Amazing, Inspiring

Slice Of Life

This past Saturday, I attended the event, “Take The Plunge for Annie McMahon.” I attended this event 19 years ago when it first started at the old Tap and Grill bar. The event grew larger each year, so they then moved over to St. Camillus’ Springman Hall, and now it is at the Colony Theater in Breezy Point. I do not know why I have not attended in many years, but I will be back every year.

For those of you who do not know, Annie McMahon is a 22-year-old young woman who has battled Cystic Fibrosis since she was 18 months old. Nineteen years ago on a bet, a family friend, Jim Mullen, said he would jump in the water if people donated money. When he had $500 in his pocket, he called Annie’s dad and said that he guessed he had to go through with it. Nineteen years later, over a million dollars have been raised for Cystic Fibrosis research. In March of 2018, Jim passed away and this year, they held the event in his honor.

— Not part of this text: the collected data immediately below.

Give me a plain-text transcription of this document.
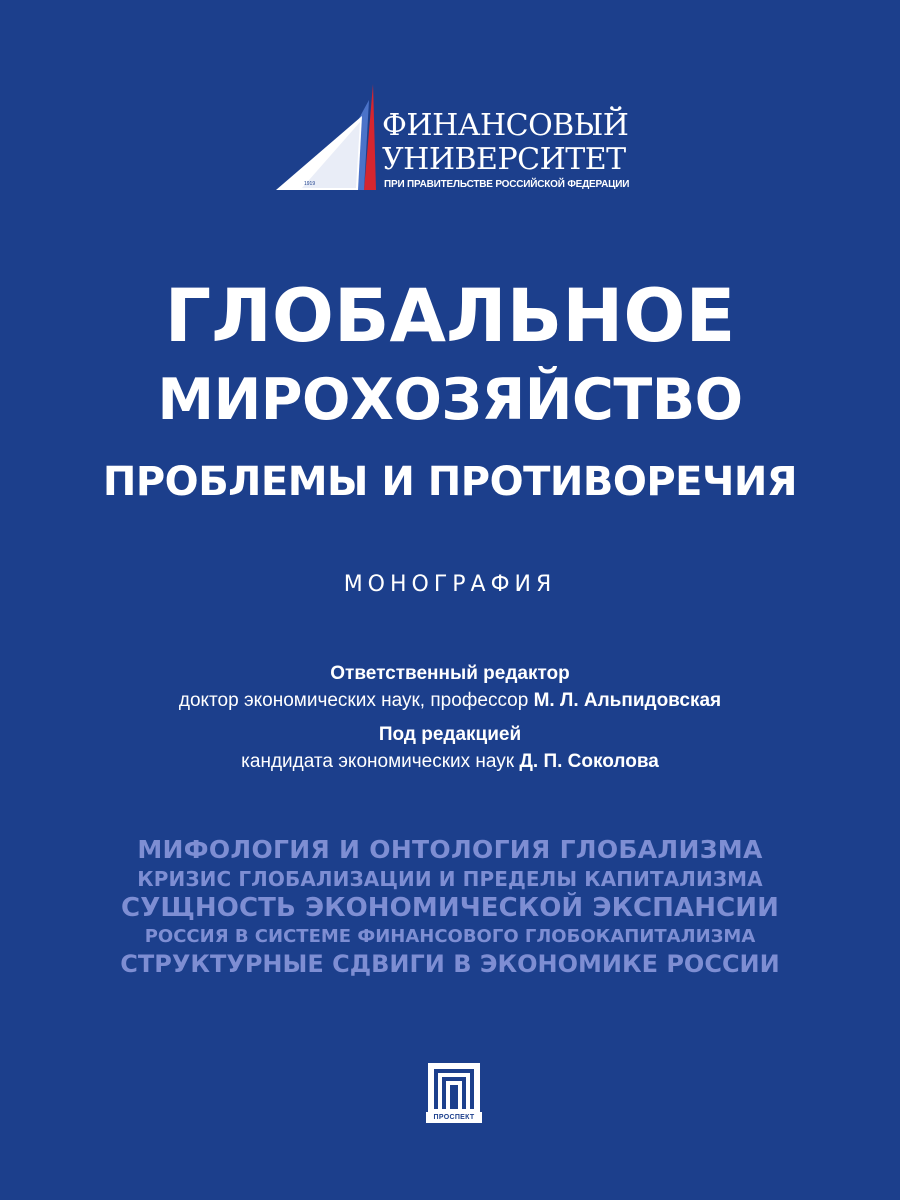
1919
ФИНАНСОВЫЙ
УНИВЕРСИТЕТ
ПРИ ПРАВИТЕЛЬСТВЕ РОССИЙСКОЙ ФЕДЕРАЦИИ
ГЛОБАЛЬНОЕ
МИРОХОЗЯЙСТВО
ПРОБЛЕМЫ И ПРОТИВОРЕЧИЯ
МОНОГРАФИЯ
Ответственный редактор
доктор экономических наук, профессор М. Л. Альпидовская
Под редакцией
кандидата экономических наук Д. П. Соколова
МИФОЛОГИЯ И ОНТОЛОГИЯ ГЛОБАЛИЗМА
КРИЗИС ГЛОБАЛИЗАЦИИ И ПРЕДЕЛЫ КАПИТАЛИЗМА
СУЩНОСТЬ ЭКОНОМИЧЕСКОЙ ЭКСПАНСИИ
РОССИЯ В СИСТЕМЕ ФИНАНСОВОГО ГЛОБОКАПИТАЛИЗМА
СТРУКТУРНЫЕ СДВИГИ В ЭКОНОМИКЕ РОССИИ
ПРОСПЕКТ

The reason I will try my best not to miss this event each year is the inspiration I left with after hearing Annie speak so passionately about living each day to the fullest. Now, I am not one to cry, some people actually say I am missing a sensitivity “chip.” Well, after Annie’s speech, I was shedding a few tears. But that was not the only moving speech. While Annie had her double lung transplant, she met a group of other young women who have battled cystic fibrosis for most of their lives. Annie has labeled them her “cysters.” To hear them speak so positively of their experiences of being in and out of the hospital for most of their lives and trying to have a normal childhood was very uplifting.

Another thing that is so uplifting is that even though this family was nursing a sick child, they hosted this amazing event each year. I find it so inspiring that even though their child’s life was in danger, they hosted this event that raised so much money for research. Now each year, they donate money to various organizations and this year the money was raised for an organization called Help Hope Live, which is a non-profit organization that helps families with the costs that insurance does not cover. One of Annie’s “cysters” said that the organization helped pay for her expenses to come from North Carolina to New York to have her multiple surgeries.

So the next time you hear yourself complaining about something trivial, remember Annie and her “cysters” and their positive spirit and determination to live, and live with a purpose. Annie and friends, you are amazing young women.

To Annie, Theresa and John McMahon, their entire family and friends who helped to run this great event, thank you for instilling some sensitivity in me. I’ll see you next year. Maybe I will even take the “plunge.”